Atas jasa-jasanya, pemerintah Indonesia memberikan gelar pahlawan nasional kepada Sultan Baabullah pada 10 November 2020. Ia pun menjadi tokoh kedua dari Provinsi Maluku Utara yang menjadi pahlawan nasional, yakni setelah Sultan Nuku pada 1995.

 
Masa itu disebut sebagai zaman keemasan dalam sejarah Kesultanan Ternate. Sebab, Sultan Baabullah berhasil menaklukkan Portugis.
 
 

Sultan Baabullah lahir pada 10 Februari 1528. Anak tertua dari sembilan bersaudara ini merupakan hasil pernikahan Sultan Khairun Jamilu dengan Permaisuri Boki Tanjung. Ayahnya adalah penguasa Ternate antara tahun 1535 dan 1570. Adapun ibunya merupakan putri tertua Sultan Alauddin I dari Bacan.

Saat masih kecil, Baabullah kerap dipanggil Kaicil Baru. Pada awalnya, sang ayah berniat untuk mengirimkannya ke Kolese Sao Paulo di Goa, India. Namun, niat itu urung dilakukan. Baabullah kecil pun mendapatkan pendidikan secara privat di istana Kesultanan Ternate.

Setelah dididik secara khusus, Baabullah pun tumbuh menjadi remaja yang berilmu. Tidak hanya itu, sifat religiusnya pun semakin tebal. Ayahnya berharap, ia menjadi sosok pemimpin yang mengerti agama di masa depan. Dengan begitu, kepemimpinannya akan selalu sejalan dengan ajaran Islam.

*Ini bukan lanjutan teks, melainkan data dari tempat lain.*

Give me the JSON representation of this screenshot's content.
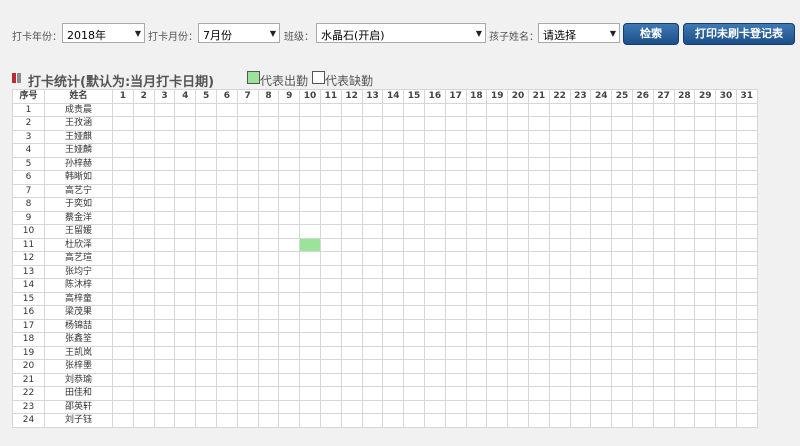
{
  "filters": {
    "year_label": "打卡年份：",
    "year_value": "2018年",
    "month_label": "打卡月份：",
    "month_value": "7月份",
    "class_label": "班级：",
    "class_value": "水晶石(开启)",
    "child_label": "孩子姓名：",
    "child_value": "请选择",
    "search_button": "检索",
    "print_button": "打印未刷卡登记表"
  },
  "section": {
    "title": "打卡统计(默认为:当月打卡日期)",
    "legend_present": "代表出勤",
    "legend_absent": "代表缺勤"
  },
  "colors": {
    "present": "#9be39b",
    "button": "#1d4f88",
    "title_mark_red": "#c0282e",
    "title_mark_gray": "#8a8a8a"
  },
  "table": {
    "header_index": "序号",
    "header_name": "姓名",
    "days": [
      "1",
      "2",
      "3",
      "4",
      "5",
      "6",
      "7",
      "8",
      "9",
      "10",
      "11",
      "12",
      "13",
      "14",
      "15",
      "16",
      "17",
      "18",
      "19",
      "20",
      "21",
      "22",
      "23",
      "24",
      "25",
      "26",
      "27",
      "28",
      "29",
      "30",
      "31"
    ],
    "rows": [
      {
        "index": "1",
        "name": "成贵晨",
        "present_days": []
      },
      {
        "index": "2",
        "name": "王孜涵",
        "present_days": []
      },
      {
        "index": "3",
        "name": "王娅麒",
        "present_days": []
      },
      {
        "index": "4",
        "name": "王娅麟",
        "present_days": []
      },
      {
        "index": "5",
        "name": "孙梓赫",
        "present_days": []
      },
      {
        "index": "6",
        "name": "韩晰如",
        "present_days": []
      },
      {
        "index": "7",
        "name": "高艺宁",
        "present_days": []
      },
      {
        "index": "8",
        "name": "于奕如",
        "present_days": []
      },
      {
        "index": "9",
        "name": "蔡金洋",
        "present_days": []
      },
      {
        "index": "10",
        "name": "王留媛",
        "present_days": []
      },
      {
        "index": "11",
        "name": "杜欣泽",
        "present_days": [
          10
        ]
      },
      {
        "index": "12",
        "name": "高艺瑄",
        "present_days": []
      },
      {
        "index": "13",
        "name": "张均宁",
        "present_days": []
      },
      {
        "index": "14",
        "name": "陈沐梓",
        "present_days": []
      },
      {
        "index": "15",
        "name": "高梓童",
        "present_days": []
      },
      {
        "index": "16",
        "name": "梁茂果",
        "present_days": []
      },
      {
        "index": "17",
        "name": "杨锦喆",
        "present_days": []
      },
      {
        "index": "18",
        "name": "张鑫筌",
        "present_days": []
      },
      {
        "index": "19",
        "name": "王凯岚",
        "present_days": []
      },
      {
        "index": "20",
        "name": "张梓墨",
        "present_days": []
      },
      {
        "index": "21",
        "name": "刘恭瑜",
        "present_days": []
      },
      {
        "index": "22",
        "name": "田佳和",
        "present_days": []
      },
      {
        "index": "23",
        "name": "邵英轩",
        "present_days": []
      },
      {
        "index": "24",
        "name": "刘子钰",
        "present_days": []
      }
    ]
  }
}
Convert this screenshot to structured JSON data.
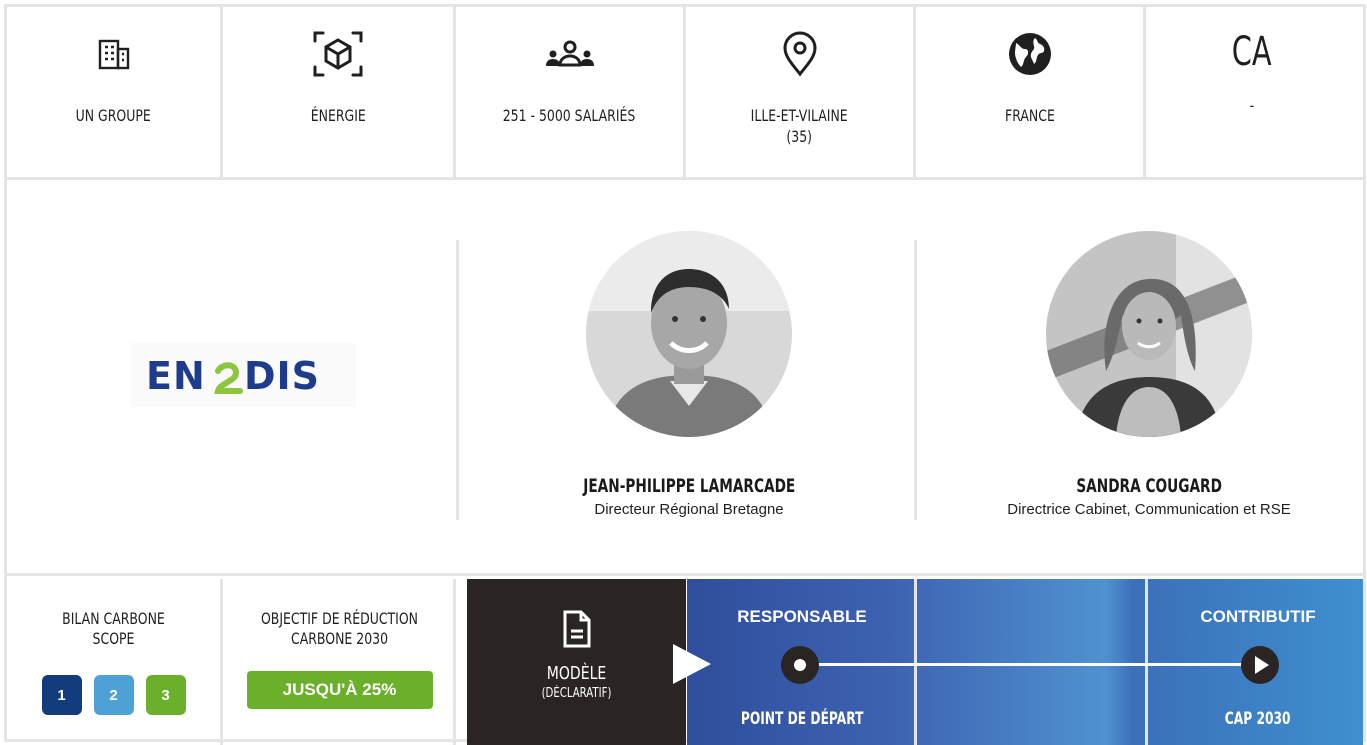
{
  "stats": [
    {
      "icon": "building-icon",
      "label": "UN GROUPE"
    },
    {
      "icon": "cube-icon",
      "label": "ÉNERGIE"
    },
    {
      "icon": "people-icon",
      "label": "251 - 5000 SALARIÉS"
    },
    {
      "icon": "location-pin-icon",
      "label": "ILLE-ET-VILAINE\n(35)"
    },
    {
      "icon": "globe-icon",
      "label": "FRANCE"
    },
    {
      "icon": "revenue-text",
      "big": "CA",
      "label": "-"
    }
  ],
  "logo": {
    "text": "ENEDIS",
    "colors": [
      "#1f3c8c",
      "#8cc63f"
    ]
  },
  "people": [
    {
      "name": "JEAN-PHILIPPE LAMARCADE",
      "role": "Directeur Régional Bretagne"
    },
    {
      "name": "SANDRA COUGARD",
      "role": "Directrice Cabinet, Communication et RSE"
    }
  ],
  "bilan": {
    "title": "BILAN CARBONE\nSCOPE",
    "scopes": [
      {
        "label": "1",
        "color": "#123c7c"
      },
      {
        "label": "2",
        "color": "#4ea1d6"
      },
      {
        "label": "3",
        "color": "#6bb02a"
      }
    ]
  },
  "objective": {
    "title": "OBJECTIF DE RÉDUCTION\nCARBONE 2030",
    "badge": "JUSQU'À 25%"
  },
  "model": {
    "title": "MODÈLE",
    "subtitle": "(DÉCLARATIF)"
  },
  "scale": {
    "left_top": "RESPONSABLE",
    "left_bottom": "POINT DE DÉPART",
    "right_top": "CONTRIBUTIF",
    "right_bottom": "CAP 2030"
  }
}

Sultan Khairun memang sangat memperhatikan pendidikan calon penggantinya itu. Sejak kecil, Pangeran Baabullah bersama saudara-saudaranya telah digembleng oleh para mubaligh dan panglima. Saat berusia remaja, Baabullah bahkan telah ikut mendampingi ayahnya dalam menjalankan beberapa urusan pemerintahan dan kesultanan.

 
Sejak kecil, Pangeran Baabullah bersama saudara-saudaranya telah digembleng oleh para mubaligh dan panglima.
 
 

Tak heran jika dalam usia muda Baabullah sudah menduduki beberapa posisi strategis. Salah satunya adalah jabatan kapita samudera, yakni pangkat tertinggi dari bidang kemiliteran di Kesultanan Ternate. Ia memimpin pasukan dalam menaklukkan berbagai daerah, terutama sekitaran Maluku, Sulawesi Utara dan Sulawesi Tengah. Raja-raja di kawasan luas itu diarahkan agar mengakui Kesultanan Ternate sebagai pusat.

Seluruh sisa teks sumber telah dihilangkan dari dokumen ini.